已經站起來的厲歲年,這時候,又重新坐回到座位上。
好在這裏的卡座,比較高。
時嘉應該沒有發現他。
因為時嘉進來之後,就坐在了金綰的對麵。
正好是背著他坐的。
厲歲年又要了一杯酒,慢慢的喝。
他試圖想去聽金綰和時嘉的對話,隻是因為距離的關係,實在是聽不到什麼。
現在有點後悔,自己下來的是在是太早了。
要是等金綰已經坐下之後,自己再下來的話,可以找個離她們距離比較近的位置。
厲歲年想知道,時嘉是不是已經知道了,金綰的身份。
現在的他,隻能遠遠的看著這兩個女人。
厲歲年倒是有點懷念以前在白城的歲月。
那時候的他,本來已經完全接受了,現有的安排。
他知道自己的身份,是有點不光彩。
說實話,爺爺厲錦榮對他也很好。
當除了在厲氏集團總裁的位置繼承上麵,爺爺對他是比對厲歲寒要好。
他以前也不想強求太多。
就這樣所衣食無憂的過一生,也是不錯的。
當他遇到了江丹橘之後,看到了江丹橘,就想將她從厲歲寒身邊解救出來。
這麼多年來,他生活在厲家,一直是帶著麵具的。
為了討好爺爺,還有厲家的其他人。
畢竟他從小就背著私生子的罵名。
特別是厲歲寒,知道了是因為他,還有他的母親,破壞了他原有生活的時候。
一直在針對他。
厲歲年努力保持著大度,不去和厲歲寒針鋒相對。
他一直在克製。
直到看到江丹橘,在厲歲寒這裏受到的不堪。
這讓厲歲年壓抑在心底的,對於權利的欲望,高漲了起來。
若是,他可以成為厲氏總裁的話,就可以一直保護江丹橘,不讓他再受到厲歲寒的欺負。
不知道從什麼時候開始,這個聲音,時長在厲歲年的耳邊想起。
一直在提醒他。
他作為厲氏家族的長子長孫,理應該繼承厲家的一切。
隻不過,他的母親,不是厲家明門正娶的太太。
所以,他就失去了繼承權。
當然,爺爺護著他,給了他很多的股份。
但是他卻沒有管理權。
若是沒有管理權的話,也隻是拿個分紅。
他不需要那麼多的錢。
他需要權利。
不然,就永遠被厲歲寒踩在腳下。
也是在那個時候,他的叔叔厲循,也在一旁鼓動他。
厲歲年確實是蠢蠢欲動。
他去做了。
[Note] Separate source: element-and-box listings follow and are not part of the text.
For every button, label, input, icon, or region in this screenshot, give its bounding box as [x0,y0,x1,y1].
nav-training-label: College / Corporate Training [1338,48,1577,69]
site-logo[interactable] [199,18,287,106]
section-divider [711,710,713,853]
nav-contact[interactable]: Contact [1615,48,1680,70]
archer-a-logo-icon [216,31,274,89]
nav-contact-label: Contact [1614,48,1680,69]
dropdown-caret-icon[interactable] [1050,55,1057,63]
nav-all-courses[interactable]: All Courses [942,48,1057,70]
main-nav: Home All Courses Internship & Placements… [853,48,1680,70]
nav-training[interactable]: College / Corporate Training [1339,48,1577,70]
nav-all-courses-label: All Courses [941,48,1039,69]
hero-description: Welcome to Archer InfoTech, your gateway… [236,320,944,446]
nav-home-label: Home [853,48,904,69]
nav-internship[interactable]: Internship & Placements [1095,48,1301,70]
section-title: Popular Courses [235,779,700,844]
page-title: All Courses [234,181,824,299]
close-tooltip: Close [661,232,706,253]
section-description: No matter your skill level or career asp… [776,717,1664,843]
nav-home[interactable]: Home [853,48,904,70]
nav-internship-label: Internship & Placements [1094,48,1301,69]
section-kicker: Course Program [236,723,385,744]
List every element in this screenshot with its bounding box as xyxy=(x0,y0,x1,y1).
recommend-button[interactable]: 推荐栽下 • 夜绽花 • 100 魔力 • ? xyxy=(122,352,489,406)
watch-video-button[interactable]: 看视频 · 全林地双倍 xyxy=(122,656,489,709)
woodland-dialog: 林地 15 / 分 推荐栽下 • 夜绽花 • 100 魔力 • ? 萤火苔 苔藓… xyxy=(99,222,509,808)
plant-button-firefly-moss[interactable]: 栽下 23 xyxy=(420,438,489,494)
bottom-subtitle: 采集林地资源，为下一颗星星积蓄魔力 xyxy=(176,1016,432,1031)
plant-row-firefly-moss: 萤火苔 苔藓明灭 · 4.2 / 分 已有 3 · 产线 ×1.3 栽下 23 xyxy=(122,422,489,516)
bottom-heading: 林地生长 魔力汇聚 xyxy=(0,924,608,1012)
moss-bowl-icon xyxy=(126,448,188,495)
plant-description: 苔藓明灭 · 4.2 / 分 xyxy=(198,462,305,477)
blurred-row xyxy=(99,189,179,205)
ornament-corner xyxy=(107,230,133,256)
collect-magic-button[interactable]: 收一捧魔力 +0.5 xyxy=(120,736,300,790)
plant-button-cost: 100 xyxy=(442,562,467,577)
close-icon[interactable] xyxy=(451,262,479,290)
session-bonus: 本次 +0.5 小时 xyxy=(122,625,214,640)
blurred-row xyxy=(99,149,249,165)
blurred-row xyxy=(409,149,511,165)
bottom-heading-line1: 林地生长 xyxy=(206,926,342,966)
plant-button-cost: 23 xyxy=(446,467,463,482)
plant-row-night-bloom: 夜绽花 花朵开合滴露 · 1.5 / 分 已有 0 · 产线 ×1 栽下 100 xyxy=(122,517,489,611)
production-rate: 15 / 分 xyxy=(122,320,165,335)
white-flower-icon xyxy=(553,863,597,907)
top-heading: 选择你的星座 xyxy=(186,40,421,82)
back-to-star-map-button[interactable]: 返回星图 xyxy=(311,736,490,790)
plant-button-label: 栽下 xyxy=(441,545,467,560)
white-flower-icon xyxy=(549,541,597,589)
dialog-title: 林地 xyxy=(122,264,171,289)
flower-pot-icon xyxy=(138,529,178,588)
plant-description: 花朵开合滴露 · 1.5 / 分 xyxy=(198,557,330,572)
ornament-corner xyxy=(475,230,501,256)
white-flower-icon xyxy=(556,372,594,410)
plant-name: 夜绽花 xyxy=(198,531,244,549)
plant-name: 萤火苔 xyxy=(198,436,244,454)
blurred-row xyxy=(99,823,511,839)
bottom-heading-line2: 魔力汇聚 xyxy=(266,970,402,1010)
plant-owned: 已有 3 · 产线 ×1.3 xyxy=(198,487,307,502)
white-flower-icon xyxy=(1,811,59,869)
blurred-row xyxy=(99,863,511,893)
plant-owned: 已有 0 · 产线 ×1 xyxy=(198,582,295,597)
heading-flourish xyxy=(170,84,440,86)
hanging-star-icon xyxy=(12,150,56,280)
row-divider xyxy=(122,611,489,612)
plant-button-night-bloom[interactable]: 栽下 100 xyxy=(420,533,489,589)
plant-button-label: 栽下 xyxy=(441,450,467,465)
也算是成功了。
隻是勝利的果實,還沒有享用太久,就又一次被打敗了。
這些年,一直躲在暗處。
厲歲年甚至想過,也許是自己真的是沒有足夠的能力,也許自己真的是和厲歲寒不能比。
可是,誰又能甘願接受,自己被完全比下去呢。
厲歲年看著前麵位置上,金綰和時嘉在說說笑笑。
他恍惚間,真的是回到了過去。
一切都還可以挽回的時候。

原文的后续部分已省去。